The most important advice on these poisonous plants is not to get exposed in the first place. That means removing it if it’s in your yard, if possible, and knowing how to recognize and avoid it. Protective clothing is essential if you must be near it.
If you are exposed inadvertently and recognize it, then removing the oil is urgent: Within 10 minutes is best, but washing off will help even if it’s two hours after exposure. Washing after the rash shows up isn’t helpful. Warm water with soap or detergent is recommended, but don’t over-vigorously scrub, because damaging the skin can make the rash worse. The oil can stay under the fingernails and on clothing. Clean under the nails carefully and wash clothing in hot water.

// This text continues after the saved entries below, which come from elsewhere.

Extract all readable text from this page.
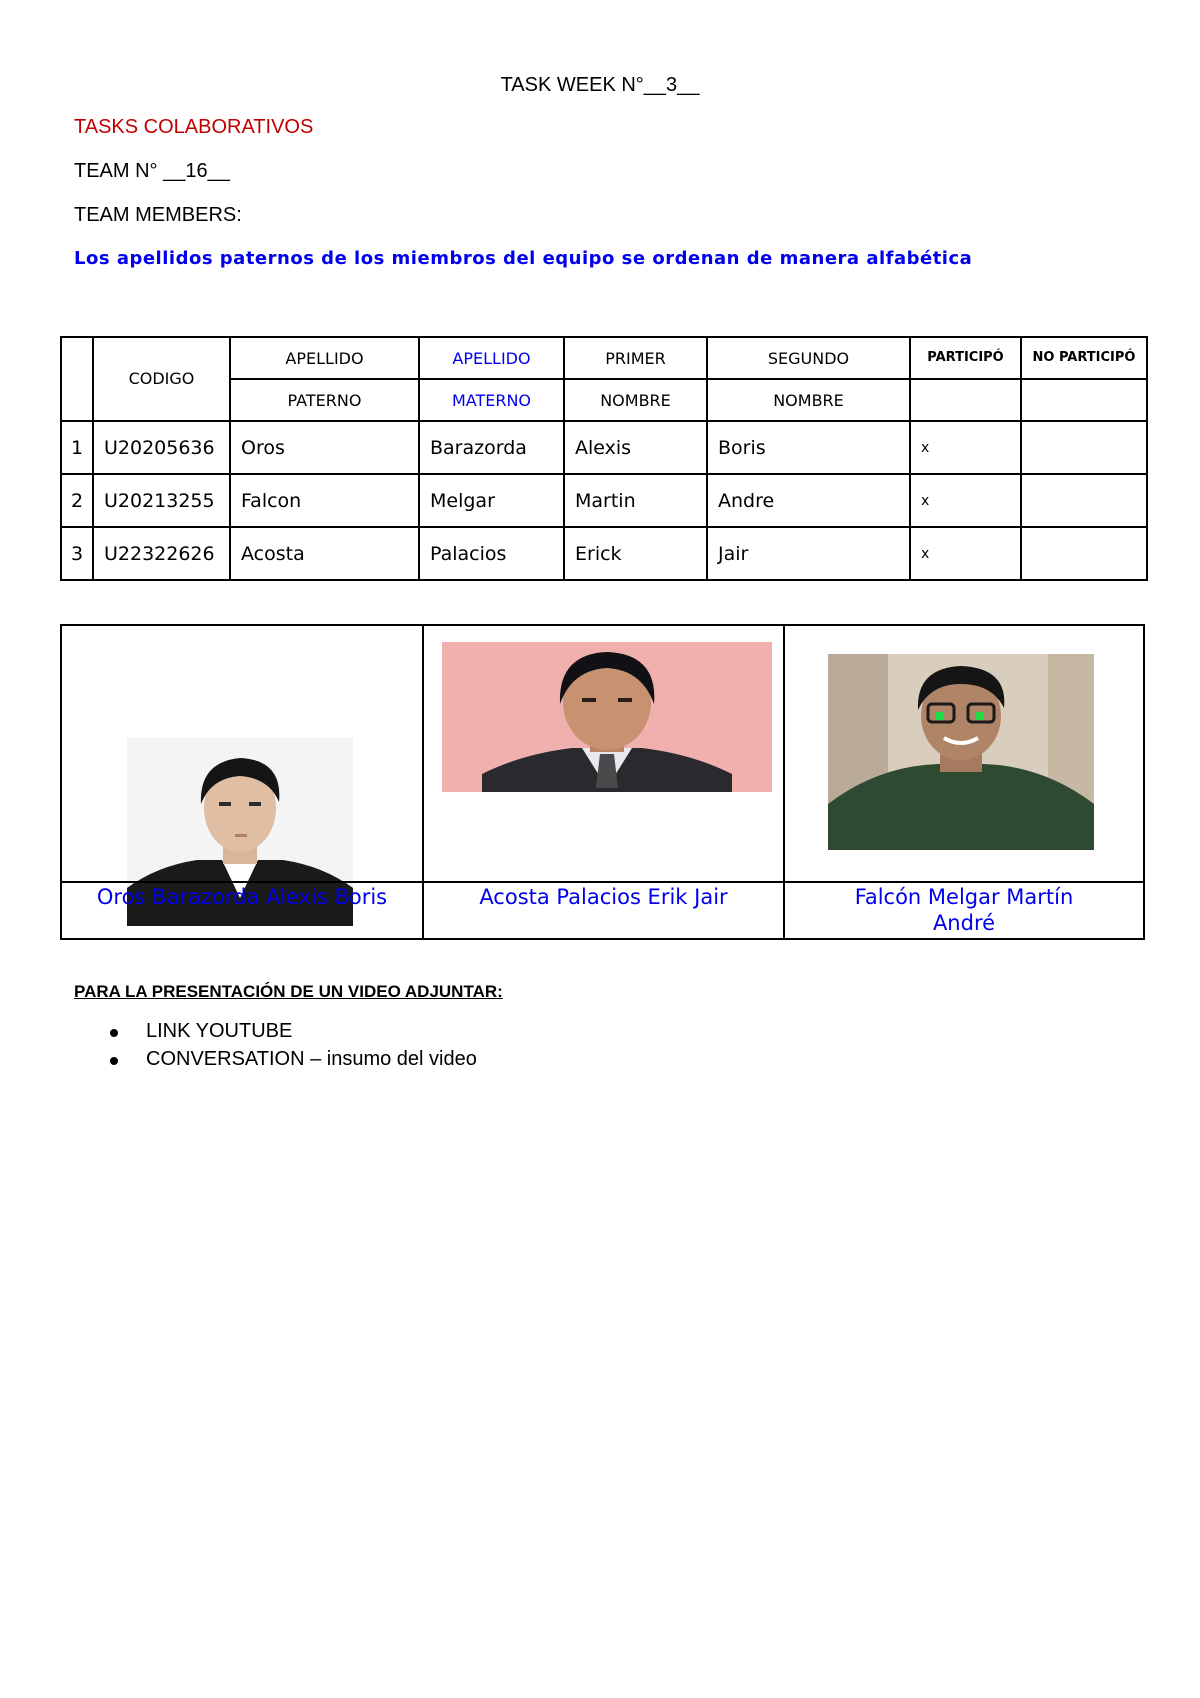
TASK WEEK N°__3__
TASKS COLABORATIVOS
TEAM N° __16__
TEAM MEMBERS:
Los apellidos paternos de los miembros del equipo se ordenan de manera alfabética
	CODIGO	APELLIDO	APELLIDO	PRIMER	SEGUNDO	PARTICIPÓ	NO PARTICIPÓ
		PATERNO	MATERNO	NOMBRE	NOMBRE		
1	U20205636	Oros	Barazorda	Alexis	Boris	x	
2	U20213255	Falcon	Melgar	Martin	Andre	x	
3	U22322626	Acosta	Palacios	Erick	Jair	x	
Oros Barazorda Alexis Boris	Acosta Palacios Erik Jair	Falcón Melgar Martín André
PARA LA PRESENTACIÓN DE UN VIDEO ADJUNTAR:
LINK YOUTUBE
CONVERSATION – insumo del video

DEAR DR. ROACH: I was receiving testosterone injections for a diagnosed low testosterone level (96, with the normal 300-720). I received testosterone injections for a number of years, as directed by my doctor at that time. Ultimately, I changed doctors and the new one prohibited the testosterone injections as “too dangerous to continue.” I objected then and am about to object again, since my symptoms in the past year continue to point to low testosterone, in my mind. I have low energy level, low libido and erectile dysfunction. — M.J.
ANSWER: If a person with normal testosterone takes a large amount of extra testosterone, such as athletes looking for a performance boost, there are significant risks. Scientists used to worry that a similar issue would be the case if a person with low testosterone took a replacement dose to get him into the normal range, but the fears of testosterone replacement therapy have been proven largely unjustified.
Given your symptoms and your definite low level, experts would agree that you are a good candidate for long-term testosterone replacement therapy. The risks and benefits are not known with certainty, but the evidence so far suggests no serious risks and some potential benefits on heart health even beyond improvement in symptoms. I would a suggest consultation with an expert on testosterone replacement, such as a urologist.